It was the last week of January and Newcastle United, for the most part, had endured a horrid first half to the season. One of their star performers from last season, Demba Ba, had departed from Chelsea while his compatriot and former strike partner Papiss Cisse had, like many before him, struggled to recapture his form from his first season in the Premier League.
What’s more, their captain and bedrock to the team, Fabricio Coloccini had rocked the club by demanding a move back to Argentina for personal reasons, while centre-midfielder Yohann Cabaye had been struggling with his fitness all season, as had Check Tiote who was away at the African Cup of Nations.
Newcastle looked a shadow of their former selves and instead of pushing on from the heroics of last season, they appeared burdened by it, weighed down by lofty expectations. For the first time since his hostile early days at the club, manager Alan Pardew was truly feeling the pressure.
In the space of three December days, they conceded 11 goals in two away games against Manchester United and Arsenal before losing consecutive home games to Everton and struggling Reading, the latter even prompting the manager to admit that they were in the midst of an unexpected relegation battle.
While some chairmen, perhaps even a more naive and reckless Mike Ashely, might have made an impulse decision and parted with the under-fire manager, Ashley showed the sort of sensibility that has become more common at St. James’ Park and backed his manager to the hilt. Pardew, with the full backing of his chairman and the power of his scouting network behind him set about adding some much needed depth and quality to a side lacking in the former if not necessarily the latter.
January spending sprees aren’t particularly popular in the Premier League, many managers preferring not to upset the squad mid-season and finding it difficult to find any sort of value for money, but Pardew did just that. Earlier in the month he’d brought in long-term target Mathieu Debuchy from Lille, before recruiting fellow Ligue 1 alma-maters Mapou Yanga-Mbiwa (Montpellier), Massadio Haidara (Nancy), Yoan Gouffran (Bordeaux) and Moussa Sissoko (Toulouse).
While these players, especially Yanga-Mbiwa and Sissoko were known for their undoubted potential, few would have expected that they’d have had the sort of initial impact they’ve had. Despite concerns that the French contingent might cause disharmony in a squad with many nationalities, Newcastle have flourished since their latest injection of talent from across the channel.
Sissoko was a steal at under £3M and made an immediate impact.

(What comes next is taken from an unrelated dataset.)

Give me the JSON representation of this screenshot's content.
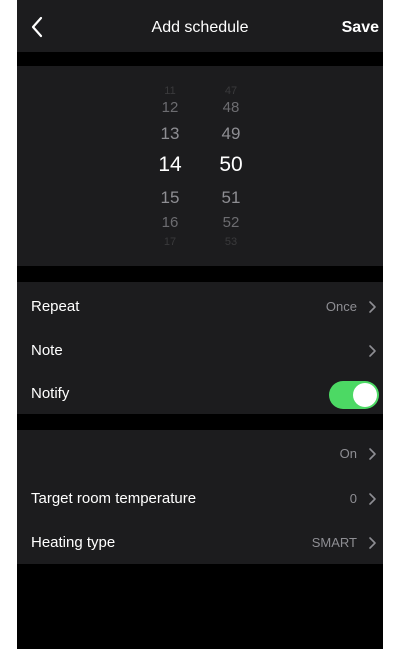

So influential was he in his first two games (wins against Aston Villa and Chelsea) that after the game at Villa Park, Pardew admitted that they probably wouldn’t have won the game without him.

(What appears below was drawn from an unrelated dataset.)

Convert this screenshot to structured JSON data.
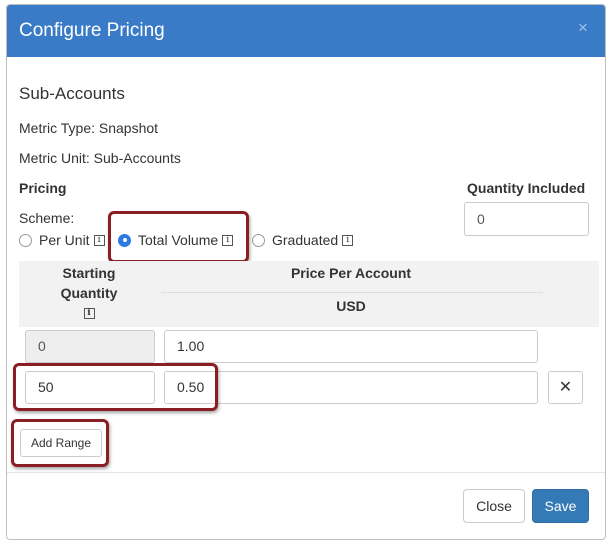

Going from a run of just 3 wins in 15 Premier League games, since the January transfer window Newcastle have collected 4 wins from their last 5 games, the sole defeat being away to League Cup winner Swansea. While the influx of players has brought quality to the squad, it also appears to have brought focus to the players already at the club.
Last seasons’s hero Papiss Cisse has begun to return to last season’s form, want-away Fabricio Coloccini has resolved his issues at least until the end of the season and homegrown centre-back Steven Taylor is playing the sort of football we haven’t seen from him in years, even sparking calls for a first England cap. Cabaye and Tiote’s return from injury and international duty respectively have been timely too in the club’s return to winning ways.
While there’s been little praise of Pardew and even less for the still somewhat unpopular Mike Ashley, as the old adage goes; credit where credit’s due. At a tough time, Ashley put his trust in his manager and his staff, and his trust has been rewarded.
Pardew has done what few managers have done, brought in a high quantity of good value, quality players to a struggling side whilst still keeping the current players onside. In fact, if anything the players appear more committed to the cause than ever. The manager’s success at turning a potentially horrendous season around convincing all (apart form the most sceptical) that he is, without doubt, the man for the job.
In the space of a number of weeks he’s turned an unexpectedly faltering season into one of positivity, excitement and renewed hope. For that, Pardew and Ashley deserve much more credit than they’re likely to get.